International Monetary Fund Deputy Managing Director David Lipton said the world faces the danger of a renewed downturn if officials in the U.S. and Europe don’t succeed in “careful policy steering” to avoid that outcome.
The Washington-based fund’s forecast for global growth of 3.6 percent next year depends on euro-area policies being implemented decisively to restore confidence, and U.S. lawmakers avoiding the so-called “fiscal cliff” and raising the nation’s debt ceiling, Lipton said at Chatham House in London today.
“Absent such actions, the world could slide into another downturn, with deep recession in the euro area periphery, and contraction or stagnation in the core and other advanced economies,” he said. “This requires very careful policy steering.”
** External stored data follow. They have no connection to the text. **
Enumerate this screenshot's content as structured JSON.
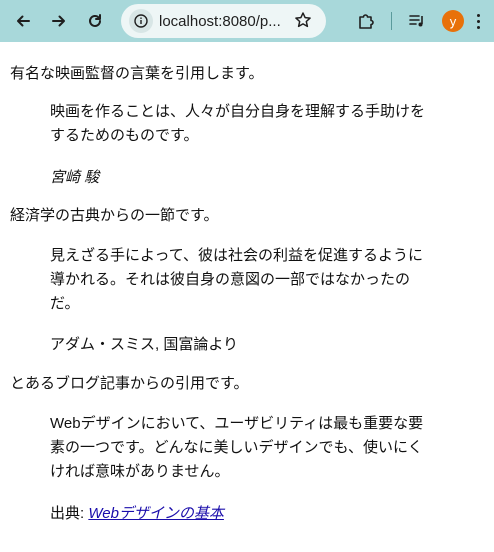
{
  "browser": {
    "url": "localhost:8080/p...",
    "profile_initial": "y",
    "icons": [
      "back-arrow-icon",
      "forward-arrow-icon",
      "reload-icon",
      "site-info-icon",
      "bookmark-star-icon",
      "extensions-icon",
      "media-queue-icon",
      "more-menu-icon"
    ]
  },
  "sections": [
    {
      "intro": "有名な映画監督の言葉を引用します。",
      "quote_lines": [
        "映画を作ることは、人々が自分自身を理解する手助けを",
        "するためのものです。"
      ],
      "attribution": "宮崎 駿"
    },
    {
      "intro": "経済学の古典からの一節です。",
      "quote_lines": [
        "見えざる手によって、彼は社会の利益を促進するように",
        "導かれる。それは彼自身の意図の一部ではなかったの",
        "だ。"
      ],
      "attribution": "アダム・スミス, 国富論より"
    },
    {
      "intro": "とあるブログ記事からの引用です。",
      "quote_lines": [
        "Webデザインにおいて、ユーザビリティは最も重要な要",
        "素の一つです。どんなに美しいデザインでも、使いにく",
        "ければ意味がありません。"
      ],
      "source_label": "出典: ",
      "source_link": "Webデザインの基本"
    }
  ]
}
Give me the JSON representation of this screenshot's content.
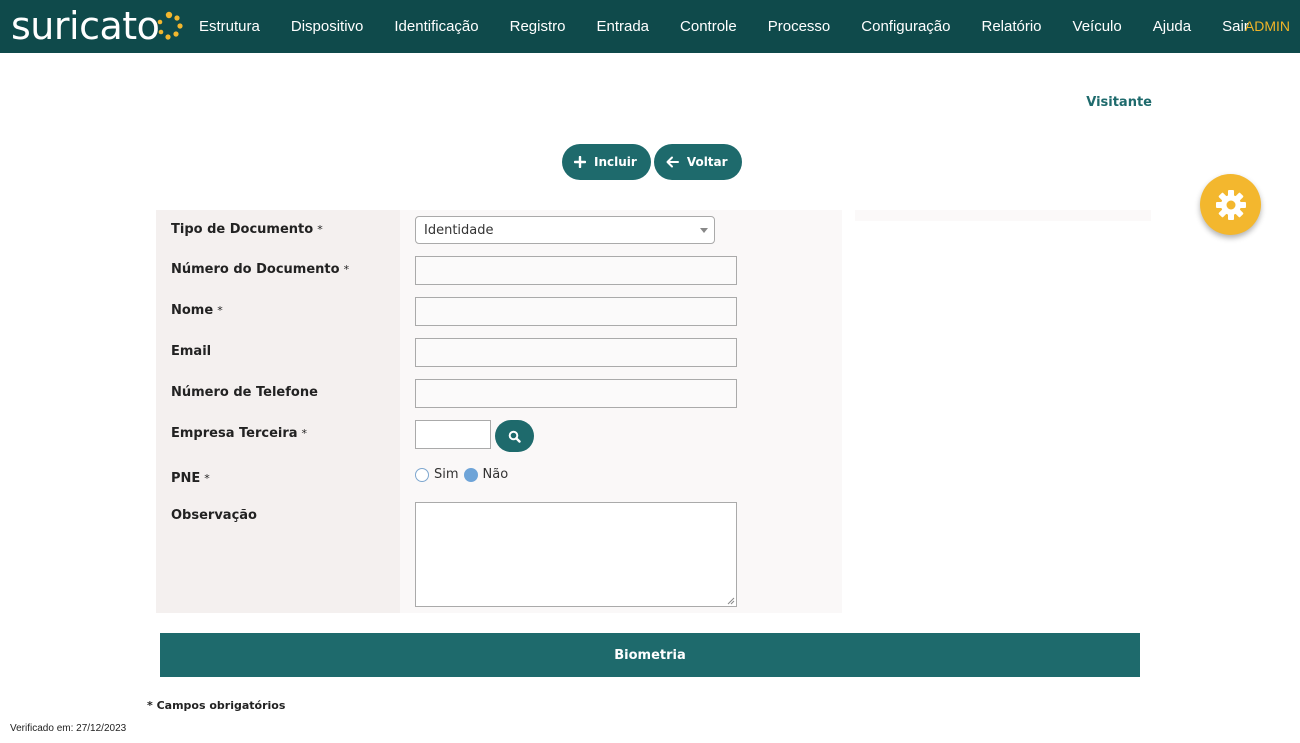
{
  "header": {
    "logo_text": "suricato",
    "nav_items": [
      "Estrutura",
      "Dispositivo",
      "Identificação",
      "Registro",
      "Entrada",
      "Controle",
      "Processo",
      "Configuração",
      "Relatório",
      "Veículo",
      "Ajuda",
      "Sair"
    ],
    "user": "ADMIN",
    "colors": {
      "bar": "#0f4a4b",
      "user": "#f0b428"
    }
  },
  "page": {
    "subtitle": "Visitante",
    "buttons": {
      "add_label": "Incluir",
      "back_label": "Voltar"
    }
  },
  "form": {
    "tipo_documento": {
      "label": "Tipo de Documento",
      "required_mark": "*",
      "value": "Identidade"
    },
    "numero_documento": {
      "label": "Número do Documento",
      "required_mark": "*",
      "value": ""
    },
    "nome": {
      "label": "Nome",
      "required_mark": "*",
      "value": ""
    },
    "email": {
      "label": "Email",
      "value": ""
    },
    "telefone": {
      "label": "Número de Telefone",
      "value": ""
    },
    "empresa": {
      "label": "Empresa Terceira",
      "required_mark": "*",
      "value": ""
    },
    "pne": {
      "label": "PNE",
      "required_mark": "*",
      "options": [
        "Sim",
        "Não"
      ],
      "selected": "Não"
    },
    "observacao": {
      "label": "Observação",
      "value": ""
    }
  },
  "biometria_label": "Biometria",
  "required_note": "* Campos obrigatórios",
  "verified_text": "Verificado em: 27/12/2023",
  "accent_color": "#1e6a6c",
  "fab_color": "#f3b72e"
}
The twin threats stem from the persisting crisis in the euro region, which has raged for three years, and $607 billion in tax increases and spending cuts in the U.S. that will take effect starting in January if lawmakers don’t agree on a compromise.
“In the United States, if timely action is not taken to avoid the fiscal cliff and raise the debt ceiling, fiscal policy could tighten by over 4 percent of GDP in 2013, pushing the country into a recession with large international spillovers,” Lipton said. “The lack of a strong medium-term fiscal adjustment plan also weighs on business confidence.”
Lipton said that in the euro zone, policy makers also have their work cut out for them.
“In the euro area, implementation challenges remain large and future EMU architecture is still taking shape, with the roadmap toward a banking union and greater fiscal integration yet to be fully agreed,” he said.
Lipton also said that fiscal disagreements in Japan also present a further complication for the world economy.
“Political impasse over budget funding and the lack of a sufficiently strong medium-term fiscal adjustment plan (notwithstanding the recent approval of a timetable for consumption tax increase) also contribute to uncertainty,” he said.